News: Downtime on 14/01/2024 - Cause and Our Follow up
Dear JimatHosting user,
our vendor received an update request from Cloudlinux (our security provider), requesting an update to patch certain vulnerability. This also involved a kernel update which require a reboot at a later time.
Our vendor requested our permission first, to which we gave a green light.
As this is happening to all 15 server, 14 of them is running the update normally. Reboot is also happening normally.
On our last server, unexpected issue crops up upon rebooting, in which a hard disk is not detected upon reboot.
As our attempt to connect to our IPMI is not working, we have dispatched our engineer to the Data Center.
Upon arriving, our engineer noticed that the server is not up.
They have shut down the server for 5 minutes. And attempt to start it again.
The usual slot-out-slot-in is also executed to make sure hard disk connection is working correctly.
All the method above is not working.
Our enginner now have to restore that particular hard disk.

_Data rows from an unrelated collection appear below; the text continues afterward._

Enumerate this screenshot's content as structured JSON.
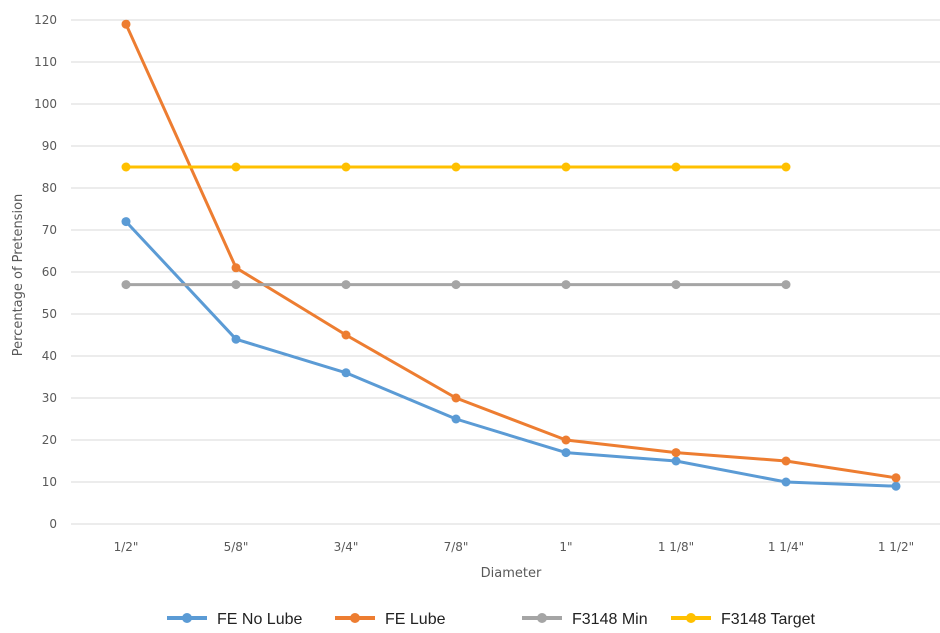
{
  "chart_data": {
    "type": "line",
    "xlabel": "Diameter",
    "ylabel": "Percentage of Pretension",
    "categories": [
      "1/2\"",
      "5/8\"",
      "3/4\"",
      "7/8\"",
      "1\"",
      "1 1/8\"",
      "1 1/4\"",
      "1 1/2\""
    ],
    "ylim": [
      0,
      120
    ],
    "yticks": [
      0,
      10,
      20,
      30,
      40,
      50,
      60,
      70,
      80,
      90,
      100,
      110,
      120
    ],
    "grid": true,
    "legend_position": "bottom",
    "series": [
      {
        "name": "FE No Lube",
        "color": "#5B9BD5",
        "values": [
          72,
          44,
          36,
          25,
          17,
          15,
          10,
          9
        ]
      },
      {
        "name": "FE Lube",
        "color": "#ED7D31",
        "values": [
          119,
          61,
          45,
          30,
          20,
          17,
          15,
          11
        ]
      },
      {
        "name": "F3148 Min",
        "color": "#A5A5A5",
        "values": [
          57,
          57,
          57,
          57,
          57,
          57,
          57,
          null
        ]
      },
      {
        "name": "F3148 Target",
        "color": "#FFC000",
        "values": [
          85,
          85,
          85,
          85,
          85,
          85,
          85,
          null
        ]
      }
    ]
  }
}
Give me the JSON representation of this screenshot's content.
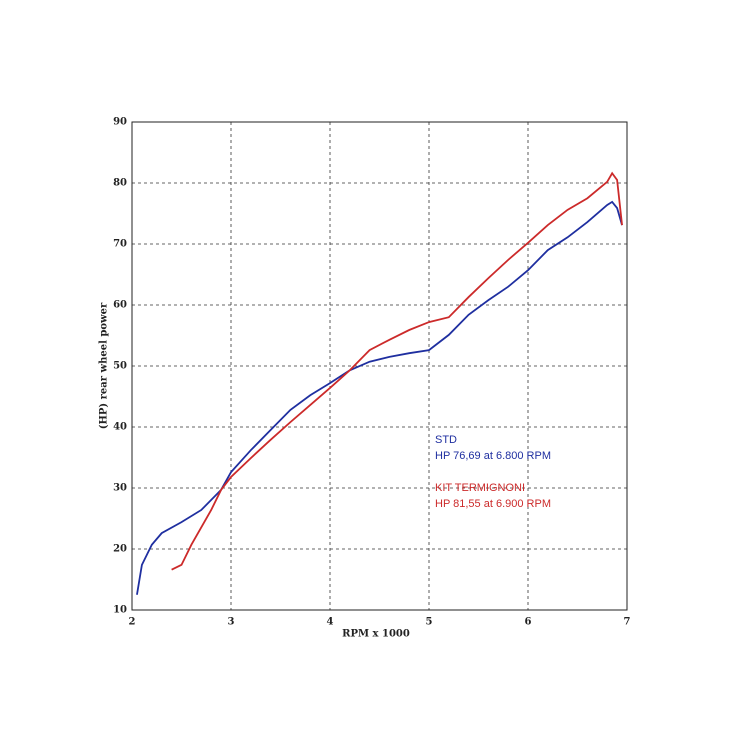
{
  "chart_data": {
    "type": "line",
    "xlabel": "RPM x 1000",
    "ylabel": "(HP) rear wheel power",
    "xlim": [
      2,
      7
    ],
    "ylim": [
      10,
      90
    ],
    "xticks": [
      2,
      3,
      4,
      5,
      6,
      7
    ],
    "yticks": [
      10,
      20,
      30,
      40,
      50,
      60,
      70,
      80,
      90
    ],
    "grid": true,
    "series": [
      {
        "name": "STD",
        "color": "#1f2fa0",
        "x": [
          2.05,
          2.1,
          2.2,
          2.3,
          2.5,
          2.7,
          2.9,
          3.0,
          3.2,
          3.4,
          3.6,
          3.8,
          4.0,
          4.2,
          4.4,
          4.6,
          4.8,
          5.0,
          5.2,
          5.4,
          5.6,
          5.8,
          6.0,
          6.2,
          6.4,
          6.6,
          6.8,
          6.85,
          6.9,
          6.95
        ],
        "values": [
          12.5,
          17.4,
          20.7,
          22.6,
          24.4,
          26.4,
          29.7,
          32.6,
          36.2,
          39.5,
          42.8,
          45.2,
          47.2,
          49.3,
          50.7,
          51.5,
          52.1,
          52.6,
          55.1,
          58.4,
          60.8,
          63.0,
          65.7,
          69.0,
          71.1,
          73.6,
          76.4,
          76.9,
          75.9,
          73.1
        ]
      },
      {
        "name": "KIT TERMIGNONI",
        "color": "#cc2a2a",
        "x": [
          2.4,
          2.5,
          2.6,
          2.8,
          2.9,
          3.0,
          3.2,
          3.4,
          3.6,
          3.8,
          4.0,
          4.2,
          4.4,
          4.6,
          4.8,
          5.0,
          5.2,
          5.4,
          5.6,
          5.8,
          6.0,
          6.2,
          6.4,
          6.6,
          6.8,
          6.85,
          6.9,
          6.95
        ],
        "values": [
          16.6,
          17.4,
          20.7,
          26.4,
          29.7,
          31.8,
          34.9,
          37.9,
          40.8,
          43.6,
          46.4,
          49.3,
          52.6,
          54.3,
          55.9,
          57.2,
          58.0,
          61.3,
          64.4,
          67.4,
          70.2,
          73.1,
          75.6,
          77.5,
          80.2,
          81.6,
          80.5,
          73.1
        ]
      }
    ],
    "annotations": [
      "HP 76,69 at 6.800 RPM",
      "HP 81,55 at 6.900 RPM"
    ]
  }
}
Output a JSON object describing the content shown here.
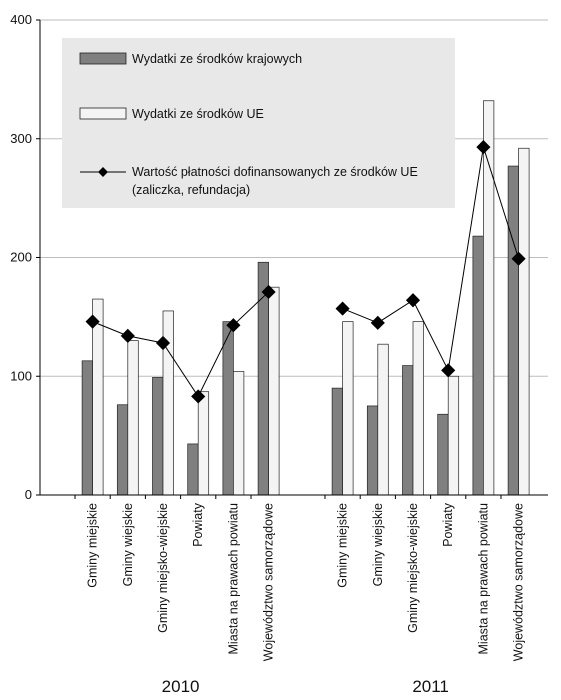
{
  "chart_data": {
    "type": "bar",
    "ylim": [
      0,
      400
    ],
    "yticks": [
      0,
      100,
      200,
      300,
      400
    ],
    "grid": true,
    "legend_position": "top-left",
    "groups": [
      {
        "label": "2010",
        "categories": [
          "Gminy miejskie",
          "Gminy wiejskie",
          "Gminy miejsko-wiejskie",
          "Powiaty",
          "Miasta na prawach powiatu",
          "Województwo samorządowe"
        ],
        "series": [
          {
            "name": "Wydatki ze środków krajowych",
            "values": [
              113,
              76,
              99,
              43,
              146,
              196
            ]
          },
          {
            "name": "Wydatki ze środków UE",
            "values": [
              165,
              130,
              155,
              87,
              104,
              175
            ]
          },
          {
            "name": "Wartość płatności dofinansowanych ze środków UE (zaliczka, refundacja)",
            "values": [
              146,
              134,
              128,
              83,
              143,
              171
            ]
          }
        ]
      },
      {
        "label": "2011",
        "categories": [
          "Gminy miejskie",
          "Gminy wiejskie",
          "Gminy miejsko-wiejskie",
          "Powiaty",
          "Miasta na prawach powiatu",
          "Województwo samorządowe"
        ],
        "series": [
          {
            "name": "Wydatki ze środków krajowych",
            "values": [
              90,
              75,
              109,
              68,
              218,
              277
            ]
          },
          {
            "name": "Wydatki ze środków UE",
            "values": [
              146,
              127,
              146,
              100,
              332,
              292
            ]
          },
          {
            "name": "Wartość płatności dofinansowanych ze środków UE (zaliczka, refundacja)",
            "values": [
              157,
              145,
              164,
              105,
              293,
              199
            ]
          }
        ]
      }
    ],
    "legend": [
      {
        "label": "Wydatki ze środków krajowych"
      },
      {
        "label": "Wydatki ze środków UE"
      },
      {
        "label": "Wartość płatności dofinansowanych ze środków UE",
        "label_line2": "(zaliczka, refundacja)"
      }
    ],
    "colors": {
      "krajowe": "#808080",
      "ue": "#f4f4f4",
      "line": "#000000",
      "grid": "#bdbdbd",
      "legend_bg": "#e8e8e8"
    }
  }
}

And restore the grub.
Hard disk restoration is completed, however the setting for all the cpanel has been resetted, so our user can enter cPanel, however no website is up.
This prompt further check.
Our engineer noticed that the /home folder for all our user is jumbled up, some folder which is supposed to be in /home5 ended up in /home6
This means that our fstab is not mounting-mapping it correctly.
After all the fix, the server is now up.
Our Follow Up Solution
We believed this is the second time this issue happens with the same server within 1 month, which is not acceptable. We are in the middle of purchasing a new server and will be migrating all our client to the new server within 3-4 weeks.
Meanwhile, we will monitor the server closely.